Die Freiheit steht im Hintergrund
Android geht es nicht um die freie Software. Diese wird zwar an vielen Stellen genutzt. Allerdings erfolgt die Verwendung fast durchweg unter ökonomischen Aspekten. Dass zu freier Software auch eine Vielzahl an Werten gehört, wird nahezu ignoriert. Entscheidende Teile von Android für den Endanwender sind unfrei. Das umfasst im Wesentlichen den Bereich der Google Play Dienste. Diese sind für eine »normale« Nutzung elementar, allerdings unfrei und in Googles Hand.
Von Googles und des Herstellers Gnaden
Alles Wesentliche hängt an Google und dem Hersteller des Gerätes, auf dem Android vorinstalliert ist. Dieser legt auch fest, welche Software auf dem Gerät entfernt werden darf. Da ist man unter Linux anderes gewohnt. Man ist nicht mehr der eigene Administrator.
Die Distribution weiterer Software liegt mit den Play-Diensten ebenfalls in Googles Hand. Während bei nahezu allen anderen Linux-Distribution das Betriebssystem selbst immer nur der Anfang in die Welt der freien Software ist, hört diese bei Android hier auf. Der Store hilft nicht dabei, die Verbreitung freier Software zu fördern. Im Gegenteil ignoriert er die Lizenz der Software und fördert Software allein nach kommerziellen Gesichtspunkten. Das führt zu einer engen Auswahl an freier Software für den mobilen Bereich auf Anwenderebene.

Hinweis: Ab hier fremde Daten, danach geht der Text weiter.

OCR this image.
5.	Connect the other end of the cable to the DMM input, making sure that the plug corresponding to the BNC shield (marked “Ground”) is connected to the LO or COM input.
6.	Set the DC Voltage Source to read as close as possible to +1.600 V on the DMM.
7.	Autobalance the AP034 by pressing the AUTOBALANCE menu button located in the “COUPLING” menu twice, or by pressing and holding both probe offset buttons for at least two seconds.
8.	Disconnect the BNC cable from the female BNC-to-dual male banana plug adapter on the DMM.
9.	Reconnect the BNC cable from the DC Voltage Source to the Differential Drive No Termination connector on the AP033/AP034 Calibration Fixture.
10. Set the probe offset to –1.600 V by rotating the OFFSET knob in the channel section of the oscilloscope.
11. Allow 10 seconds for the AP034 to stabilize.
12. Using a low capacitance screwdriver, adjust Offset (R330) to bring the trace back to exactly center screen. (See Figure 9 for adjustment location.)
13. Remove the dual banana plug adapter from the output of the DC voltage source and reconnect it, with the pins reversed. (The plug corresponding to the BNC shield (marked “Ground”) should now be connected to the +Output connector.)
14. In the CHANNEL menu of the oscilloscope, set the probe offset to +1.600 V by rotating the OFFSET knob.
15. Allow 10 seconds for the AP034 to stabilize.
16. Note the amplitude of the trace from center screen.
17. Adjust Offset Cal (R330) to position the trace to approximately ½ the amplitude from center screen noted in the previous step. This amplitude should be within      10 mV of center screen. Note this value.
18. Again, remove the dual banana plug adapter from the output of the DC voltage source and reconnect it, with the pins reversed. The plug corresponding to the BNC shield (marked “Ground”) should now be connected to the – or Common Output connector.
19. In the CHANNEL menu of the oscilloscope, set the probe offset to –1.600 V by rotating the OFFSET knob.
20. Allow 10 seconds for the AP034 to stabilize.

Darüber hinaus ist Android auch Musterbeispiel für den neuen Datenkapitalismus. Google selbst sammelt, ebenso wie diverse App-Anbieter, massiv Daten und wertet diese aus. Allerdings auch hier wieder nicht nach den Idealen freier Software, sondern eigenen ökonomischen Interessen.
Die Werte fehlen
Damit gehen auch wichtige Werte freier Software verloren. Ethik, Transparenz, Sicherheit und Nachhaltigkeit spielen letztlich keine Rolle. Dabei waren gerade im mobilen Bereich die Möglichkeiten so groß. Apps als nette kleine Progrämmchen hatten die Chance, offene Standards durchzusetzen, Beteiligungsmöglichkeiten zu schaffen und Zugang zu einer freieren Welt zu bieten. Stattdessen sind die Geräte ziemlich unfrei. Wenige Monate bis Jahre nach der Anschaffung sind die Geräte ohne Updates. Sicherheitsupdates sind Mangelware. Geräte, die aus dem Jahr 2016 oder älter sind, können bald eine Vielzahl an Websites nicht mehr aufrufen. All das ganz anders als man es unter den anderen Linux-Distributionen kennt. Während die Linux-Distributionen auf dem Desktop meist sicherer als die Konkurrenz ist, sieht es bei Android anders aus.
Alternativen
Letztlich muss man in meinen Augen Android aus Sicht der freien Software ein mangelhaftes Zeugnis ausstellen. Die Chancen, die Welt der mobilen Endgeräte mit freier Software zu gestalten, wurde vertan. Stattdessen hat sich ein Oligopol zwischen Apple und Google gebildet. Für Nutzer einer Linux-Distribution auf dem Desktop sind beide System frustran.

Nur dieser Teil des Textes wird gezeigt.